The restaurant was towed away last Tuesday. The company said it planned to move it to a lower-cost site where maintenance could be carried out. It said that prior to its departure, the vessel had been thoroughly inspected by marine engineers and hoardings were installed, and all relevant approvals were obtained.

Jumbo Floating Restaurant
(Photo | AP)

The restaurant encountered "adverse conditions" on Saturday as it was passing the Xisha Islands, also known as the Paracel Islands, in the South China Sea, and water entered the vessel and it began to tip, according to Aberdeen Restaurant Enterprises Ltd.

The company said no one was injured, but that efforts to save the vessel failed and it capsized on Sunday. "As the water depth at the scene is over 1,000 meters, (it makes it) extremely difficult to carry out salvage works," it said in a statement.

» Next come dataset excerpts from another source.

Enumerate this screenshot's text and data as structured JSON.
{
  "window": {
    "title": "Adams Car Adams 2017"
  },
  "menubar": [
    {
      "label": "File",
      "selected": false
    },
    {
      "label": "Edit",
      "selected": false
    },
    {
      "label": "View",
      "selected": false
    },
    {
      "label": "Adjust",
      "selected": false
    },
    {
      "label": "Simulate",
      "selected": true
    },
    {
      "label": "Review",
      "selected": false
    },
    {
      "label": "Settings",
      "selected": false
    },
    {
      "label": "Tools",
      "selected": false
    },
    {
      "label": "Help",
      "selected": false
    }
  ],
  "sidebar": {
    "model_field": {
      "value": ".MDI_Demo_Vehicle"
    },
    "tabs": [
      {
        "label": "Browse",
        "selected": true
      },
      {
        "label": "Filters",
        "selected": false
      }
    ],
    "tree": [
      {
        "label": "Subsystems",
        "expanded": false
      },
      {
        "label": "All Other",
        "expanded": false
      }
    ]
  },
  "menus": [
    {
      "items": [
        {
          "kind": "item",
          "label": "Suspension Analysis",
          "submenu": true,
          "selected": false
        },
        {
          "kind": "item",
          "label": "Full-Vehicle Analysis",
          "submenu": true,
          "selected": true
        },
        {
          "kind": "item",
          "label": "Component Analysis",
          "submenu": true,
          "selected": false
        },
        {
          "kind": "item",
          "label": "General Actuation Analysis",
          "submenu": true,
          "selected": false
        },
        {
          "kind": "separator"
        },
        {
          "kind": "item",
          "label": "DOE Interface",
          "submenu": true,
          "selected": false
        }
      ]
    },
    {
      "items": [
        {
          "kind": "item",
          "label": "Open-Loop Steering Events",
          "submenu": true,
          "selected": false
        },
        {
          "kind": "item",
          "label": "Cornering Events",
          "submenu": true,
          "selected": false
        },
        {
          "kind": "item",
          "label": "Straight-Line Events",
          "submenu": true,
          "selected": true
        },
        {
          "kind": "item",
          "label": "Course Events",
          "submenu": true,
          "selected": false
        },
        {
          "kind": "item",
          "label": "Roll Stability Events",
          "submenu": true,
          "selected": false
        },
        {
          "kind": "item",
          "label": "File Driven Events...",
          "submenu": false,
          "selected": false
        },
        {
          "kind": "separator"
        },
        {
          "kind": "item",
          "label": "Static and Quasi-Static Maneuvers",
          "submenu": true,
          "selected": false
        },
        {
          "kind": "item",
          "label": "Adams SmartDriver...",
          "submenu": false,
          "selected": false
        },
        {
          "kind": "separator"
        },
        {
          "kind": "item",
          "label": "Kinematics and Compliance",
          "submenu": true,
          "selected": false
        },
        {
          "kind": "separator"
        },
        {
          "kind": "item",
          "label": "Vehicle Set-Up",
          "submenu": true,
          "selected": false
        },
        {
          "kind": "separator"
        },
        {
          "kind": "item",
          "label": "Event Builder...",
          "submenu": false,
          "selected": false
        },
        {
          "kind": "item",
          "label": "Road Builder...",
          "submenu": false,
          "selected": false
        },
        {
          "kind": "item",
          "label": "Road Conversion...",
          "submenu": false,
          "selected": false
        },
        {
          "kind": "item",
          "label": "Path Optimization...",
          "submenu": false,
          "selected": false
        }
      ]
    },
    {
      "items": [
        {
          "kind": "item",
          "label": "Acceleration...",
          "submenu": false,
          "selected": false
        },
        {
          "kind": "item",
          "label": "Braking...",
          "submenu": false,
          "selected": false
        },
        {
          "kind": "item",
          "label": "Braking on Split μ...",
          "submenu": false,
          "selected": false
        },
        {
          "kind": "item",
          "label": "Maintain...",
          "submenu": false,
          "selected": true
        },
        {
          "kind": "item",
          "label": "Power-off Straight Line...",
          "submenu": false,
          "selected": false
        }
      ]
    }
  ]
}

It said the company "is very saddened by this accident." 

Staff members worship god
on board of the Jumbo Floating
Restaurant in Hong Kong.
(Photo| AP)

The Jumbo Floating Restaurant,  a three-story vessel almost 80 meters (260 feet) in length, had been a landmark in Hong Kong for over four decades, serving Cantonese cuisine to over 3 million guests including Queen Elizabeth II and Tom Cruise.

It was the main boat of Jumbo Kingdom, which included an older and smaller sister restaurant boat, a barge for seafood tanks, a kitchen boat, and eight small ferries to transport visitors from nearby piers.

It was famous for its lavish Imperial-style façade, plentiful neon lights, massive commissioned paintings in the stairwell and its colourful Chinese-style motifs -- including a golden throne in the dining hall. It closed in 2020 due to the pandemic and laid off all its staff.

Aberdeen Restaurant Enterprises said the restaurant became a financial burden to its shareholders, with millions of Hong Kong dollars spent on its inspection and maintenance even though it was not in operation.

"The company is now getting further details of the accident from the towing company," the statement said.